Regional Blocks – a practical guide

Fleur Roberts



Please use this guide in conjunction with the previous tutorial (16/01/06) which describes the rules for performing blocks, the local anaesthetic drugs and equipment required for local and regional blocks. It also describes how to recognise and treat local anaesthetic toxicity.

Please remember that most children will require a general anaesthetic in addition, as they will not tolerate being awake for the surgical procedure. In this case the signs and symptoms of local anaesthetic toxicity may be difficult to see, and extra care must be taken to avoid this complication.

Drug doses: Never exceed the total safe dose of whichever local anaesthetic drug you are using. A more concentrated solution gives a denser block, but if a larger volume is equired for spread of block dilute the drug to achieve this.

Always aspirate before injecting to avoid intravenous injection.

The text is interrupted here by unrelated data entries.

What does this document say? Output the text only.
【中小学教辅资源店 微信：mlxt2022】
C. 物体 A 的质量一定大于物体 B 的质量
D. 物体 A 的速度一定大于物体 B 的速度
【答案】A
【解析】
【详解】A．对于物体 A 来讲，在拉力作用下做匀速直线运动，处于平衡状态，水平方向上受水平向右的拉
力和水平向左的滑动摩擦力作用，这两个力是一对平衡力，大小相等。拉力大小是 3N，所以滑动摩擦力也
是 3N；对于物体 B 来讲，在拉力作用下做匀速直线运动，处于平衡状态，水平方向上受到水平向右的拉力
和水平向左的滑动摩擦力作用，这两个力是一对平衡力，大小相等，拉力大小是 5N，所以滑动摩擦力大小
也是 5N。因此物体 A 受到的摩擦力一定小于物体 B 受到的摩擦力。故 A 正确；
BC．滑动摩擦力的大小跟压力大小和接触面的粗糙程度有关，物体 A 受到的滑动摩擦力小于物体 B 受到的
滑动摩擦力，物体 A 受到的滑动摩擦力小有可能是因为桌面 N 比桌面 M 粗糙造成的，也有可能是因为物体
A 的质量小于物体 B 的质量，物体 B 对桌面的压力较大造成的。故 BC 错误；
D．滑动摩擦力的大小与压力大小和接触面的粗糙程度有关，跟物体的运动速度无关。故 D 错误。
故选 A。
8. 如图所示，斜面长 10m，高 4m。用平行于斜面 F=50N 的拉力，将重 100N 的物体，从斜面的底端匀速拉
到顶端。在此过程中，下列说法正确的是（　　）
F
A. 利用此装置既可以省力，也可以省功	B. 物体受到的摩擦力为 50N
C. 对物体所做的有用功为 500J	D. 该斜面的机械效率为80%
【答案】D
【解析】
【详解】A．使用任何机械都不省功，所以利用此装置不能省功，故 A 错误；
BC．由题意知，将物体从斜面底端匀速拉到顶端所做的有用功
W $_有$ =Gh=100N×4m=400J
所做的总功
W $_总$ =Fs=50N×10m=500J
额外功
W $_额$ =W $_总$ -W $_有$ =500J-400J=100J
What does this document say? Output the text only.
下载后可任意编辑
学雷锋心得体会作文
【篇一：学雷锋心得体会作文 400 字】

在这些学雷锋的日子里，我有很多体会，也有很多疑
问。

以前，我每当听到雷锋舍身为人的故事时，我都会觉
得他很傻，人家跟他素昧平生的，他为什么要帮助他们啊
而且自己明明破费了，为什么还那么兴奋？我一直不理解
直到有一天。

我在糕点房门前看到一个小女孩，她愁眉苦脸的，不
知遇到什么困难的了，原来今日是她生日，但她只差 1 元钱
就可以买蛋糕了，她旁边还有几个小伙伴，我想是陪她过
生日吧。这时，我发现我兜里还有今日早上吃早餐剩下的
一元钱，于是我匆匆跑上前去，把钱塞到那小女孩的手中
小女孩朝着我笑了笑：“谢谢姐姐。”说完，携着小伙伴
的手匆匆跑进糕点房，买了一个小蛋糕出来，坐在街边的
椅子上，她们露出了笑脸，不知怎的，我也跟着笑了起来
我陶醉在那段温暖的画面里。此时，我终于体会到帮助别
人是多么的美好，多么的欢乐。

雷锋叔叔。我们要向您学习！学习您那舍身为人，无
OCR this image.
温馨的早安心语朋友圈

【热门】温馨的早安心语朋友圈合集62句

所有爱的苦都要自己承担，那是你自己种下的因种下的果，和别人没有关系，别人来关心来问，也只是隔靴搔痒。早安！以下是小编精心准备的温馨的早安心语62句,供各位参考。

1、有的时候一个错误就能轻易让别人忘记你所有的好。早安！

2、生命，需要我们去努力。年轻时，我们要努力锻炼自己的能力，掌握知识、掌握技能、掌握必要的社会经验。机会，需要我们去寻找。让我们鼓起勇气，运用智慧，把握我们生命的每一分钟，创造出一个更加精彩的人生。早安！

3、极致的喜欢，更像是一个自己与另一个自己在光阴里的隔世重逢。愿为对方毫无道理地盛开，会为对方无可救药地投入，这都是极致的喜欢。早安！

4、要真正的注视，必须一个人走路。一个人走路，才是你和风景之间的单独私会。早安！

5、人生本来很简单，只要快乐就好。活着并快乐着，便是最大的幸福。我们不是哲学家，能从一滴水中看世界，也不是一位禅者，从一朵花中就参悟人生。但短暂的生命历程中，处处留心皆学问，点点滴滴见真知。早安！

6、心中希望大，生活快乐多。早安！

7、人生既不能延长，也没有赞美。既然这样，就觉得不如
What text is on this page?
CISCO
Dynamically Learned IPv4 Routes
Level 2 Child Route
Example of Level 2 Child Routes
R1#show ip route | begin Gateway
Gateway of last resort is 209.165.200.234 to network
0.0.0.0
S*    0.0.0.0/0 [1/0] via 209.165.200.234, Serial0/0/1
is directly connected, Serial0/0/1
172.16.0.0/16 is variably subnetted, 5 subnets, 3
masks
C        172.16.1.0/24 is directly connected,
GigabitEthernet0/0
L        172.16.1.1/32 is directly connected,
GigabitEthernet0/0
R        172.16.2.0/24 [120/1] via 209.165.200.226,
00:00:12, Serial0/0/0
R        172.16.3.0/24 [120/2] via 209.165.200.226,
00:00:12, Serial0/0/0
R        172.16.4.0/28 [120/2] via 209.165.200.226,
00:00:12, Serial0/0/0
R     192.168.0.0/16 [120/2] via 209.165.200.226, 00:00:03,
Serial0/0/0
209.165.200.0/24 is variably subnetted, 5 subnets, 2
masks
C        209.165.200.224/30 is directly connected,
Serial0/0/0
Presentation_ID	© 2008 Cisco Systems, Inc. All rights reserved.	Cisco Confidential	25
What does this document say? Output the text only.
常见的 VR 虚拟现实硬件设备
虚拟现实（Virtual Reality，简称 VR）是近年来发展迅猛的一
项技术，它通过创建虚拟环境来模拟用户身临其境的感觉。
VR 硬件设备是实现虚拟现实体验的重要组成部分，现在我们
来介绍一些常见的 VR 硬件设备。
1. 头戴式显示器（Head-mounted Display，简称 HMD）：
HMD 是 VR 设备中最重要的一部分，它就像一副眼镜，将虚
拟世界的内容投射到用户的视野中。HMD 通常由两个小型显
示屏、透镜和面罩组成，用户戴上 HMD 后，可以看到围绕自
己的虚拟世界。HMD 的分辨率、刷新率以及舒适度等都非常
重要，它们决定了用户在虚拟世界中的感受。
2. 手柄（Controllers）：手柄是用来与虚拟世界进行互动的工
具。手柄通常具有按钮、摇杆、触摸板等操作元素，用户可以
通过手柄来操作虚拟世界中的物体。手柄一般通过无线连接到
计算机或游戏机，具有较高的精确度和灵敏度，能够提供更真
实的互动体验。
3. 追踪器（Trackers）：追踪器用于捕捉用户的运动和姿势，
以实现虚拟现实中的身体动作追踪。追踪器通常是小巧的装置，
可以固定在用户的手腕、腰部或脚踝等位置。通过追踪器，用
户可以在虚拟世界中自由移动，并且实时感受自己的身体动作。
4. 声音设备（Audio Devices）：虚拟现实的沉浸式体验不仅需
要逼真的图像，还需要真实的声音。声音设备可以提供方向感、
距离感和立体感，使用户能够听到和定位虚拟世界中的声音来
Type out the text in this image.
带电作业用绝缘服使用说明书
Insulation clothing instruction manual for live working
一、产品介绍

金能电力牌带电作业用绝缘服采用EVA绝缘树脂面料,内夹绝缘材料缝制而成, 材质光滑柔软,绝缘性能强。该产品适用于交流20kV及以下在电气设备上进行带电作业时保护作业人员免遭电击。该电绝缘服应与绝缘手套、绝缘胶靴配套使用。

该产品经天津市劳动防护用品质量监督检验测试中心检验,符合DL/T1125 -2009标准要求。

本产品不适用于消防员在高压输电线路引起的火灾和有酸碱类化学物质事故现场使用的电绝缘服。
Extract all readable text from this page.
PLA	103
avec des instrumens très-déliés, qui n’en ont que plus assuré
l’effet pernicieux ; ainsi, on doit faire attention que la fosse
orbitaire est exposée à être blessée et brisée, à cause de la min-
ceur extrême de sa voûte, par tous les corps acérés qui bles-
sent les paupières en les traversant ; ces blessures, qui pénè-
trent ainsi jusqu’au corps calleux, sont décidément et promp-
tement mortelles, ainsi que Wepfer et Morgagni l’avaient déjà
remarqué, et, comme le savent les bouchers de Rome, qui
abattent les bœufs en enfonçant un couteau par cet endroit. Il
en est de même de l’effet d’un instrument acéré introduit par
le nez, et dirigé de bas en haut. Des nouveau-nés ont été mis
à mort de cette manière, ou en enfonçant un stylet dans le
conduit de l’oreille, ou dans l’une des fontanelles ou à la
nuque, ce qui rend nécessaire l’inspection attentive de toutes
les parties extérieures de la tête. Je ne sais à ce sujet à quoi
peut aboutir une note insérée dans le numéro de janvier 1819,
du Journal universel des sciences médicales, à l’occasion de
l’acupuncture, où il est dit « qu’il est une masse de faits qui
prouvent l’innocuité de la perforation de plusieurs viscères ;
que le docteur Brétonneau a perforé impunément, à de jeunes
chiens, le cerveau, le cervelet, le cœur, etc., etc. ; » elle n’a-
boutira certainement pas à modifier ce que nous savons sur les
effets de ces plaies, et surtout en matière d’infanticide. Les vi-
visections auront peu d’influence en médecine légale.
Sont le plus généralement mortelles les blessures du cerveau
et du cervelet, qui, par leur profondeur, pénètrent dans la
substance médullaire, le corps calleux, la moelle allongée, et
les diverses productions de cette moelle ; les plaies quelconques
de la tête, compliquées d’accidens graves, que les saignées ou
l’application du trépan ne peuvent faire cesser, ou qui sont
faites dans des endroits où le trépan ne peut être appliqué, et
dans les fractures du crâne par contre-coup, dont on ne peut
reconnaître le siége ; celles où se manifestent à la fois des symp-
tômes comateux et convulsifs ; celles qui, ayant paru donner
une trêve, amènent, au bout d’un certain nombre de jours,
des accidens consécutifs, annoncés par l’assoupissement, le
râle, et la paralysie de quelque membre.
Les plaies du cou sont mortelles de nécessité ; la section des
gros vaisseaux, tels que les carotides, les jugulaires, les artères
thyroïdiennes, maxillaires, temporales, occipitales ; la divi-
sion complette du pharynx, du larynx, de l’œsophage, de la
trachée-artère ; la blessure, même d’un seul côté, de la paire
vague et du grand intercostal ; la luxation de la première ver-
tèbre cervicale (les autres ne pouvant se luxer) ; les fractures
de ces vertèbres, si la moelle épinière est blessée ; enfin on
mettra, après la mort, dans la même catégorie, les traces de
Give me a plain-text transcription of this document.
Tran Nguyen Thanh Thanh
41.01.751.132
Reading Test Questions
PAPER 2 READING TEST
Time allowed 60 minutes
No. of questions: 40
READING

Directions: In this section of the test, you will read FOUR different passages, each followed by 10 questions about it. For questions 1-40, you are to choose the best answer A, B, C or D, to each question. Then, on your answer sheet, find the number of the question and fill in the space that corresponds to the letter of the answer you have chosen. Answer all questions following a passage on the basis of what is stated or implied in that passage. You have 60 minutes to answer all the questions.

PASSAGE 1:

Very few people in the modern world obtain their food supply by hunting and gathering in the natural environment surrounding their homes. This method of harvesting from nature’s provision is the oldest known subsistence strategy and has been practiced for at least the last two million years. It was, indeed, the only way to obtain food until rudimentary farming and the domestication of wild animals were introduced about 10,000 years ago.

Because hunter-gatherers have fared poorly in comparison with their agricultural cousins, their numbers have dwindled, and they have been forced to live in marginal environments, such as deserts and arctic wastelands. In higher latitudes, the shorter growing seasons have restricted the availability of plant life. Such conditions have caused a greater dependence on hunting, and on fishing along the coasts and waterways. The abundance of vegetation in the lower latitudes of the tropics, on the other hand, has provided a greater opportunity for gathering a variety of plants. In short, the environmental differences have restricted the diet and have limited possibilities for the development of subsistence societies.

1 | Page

Questions: think about these before reading the tutorial. Also go back and look at the previous tutorial on regional blocks (16/01/06):

  1. What equipment do you need to do a regional block?
  2. Why might you add adrenaline to a local anaesthetic solution? When would you NOT use adrenaline?
  3. Look at the list of blocks in the “contents” section below, and before reading the tutorial write down the nerves involved in each block.
  4. What blocks could you use for a circumcision:
  5. List all the blocks you could use (even if not really practical) to stop pain in a broken great toe.
  6. What complications can occur with an ilio-inguinal block?
  7. Why might you use a smaller or larger volume of local anaesthetic?
  8. How do you treat local anaesthetic toxicity?


Trunk Blocks

1. Ilioinguinal Block

2. Penile Block

3. Rectus sheath block

Central Blocks

4. Caudal Block (Single shot)

Upper limb

5. Wrist Block

6. Digit Block

Lower Limb

7. Lumbar plexus Block

8. Femoral Block

9. Sciatic Block

Inferior approach (Raj)

Posterior Approach (Labat)

10. Popliteal Block

11. Saphenous Block

12. Ankle Block

Trunk Blocks:

1. Ilioinguinal Block:

Indications: Inguinal surgery (inguinal / femoral hernias) including orchidopexy * (see notes)

Landmarks: Anterior Superior Iliac Spine (ASIS)

Nerves: Iliohypogastric (T12 /L1) and ilioinguinal (L1) from lumbar plexus, Intercostal nerves

Nerve Stimulator required: No

Needle: 50mm regional block needle, or blunted 22G injection needle

Volume: Up to 1.0 ml/kg. +/- Adrenaline 1:200,000

If bilateral blocks required use half the dose each side.

Some anaesthetists use half the dose for the block and leave the other half for surgical infiltration of hernia sac and skin if the block is unsuccessful.

About 80% of the volume should be injected around the ilioinguinal and iliohypogastric nerves, and the rest subcutaneously to block the intercostals nerves.

Technique: Supine position

Point of injection 1 child’s finger width medial to ASIS, needle insertion perpendicular to skin

Pierce skin then bring needle tip back to skin as you can advance too far and miss the anatomy!

Iliohypogastric nerve:

Advance needle slowly until first “click” is felt as it passes through external oblique aponeurosis. The iliohypogastric nerve runs between the external oblique and internal oblique aponeuroses.

Ilioinguinal nerve:

Runs between internal oblique and the transversus abdominus muscle.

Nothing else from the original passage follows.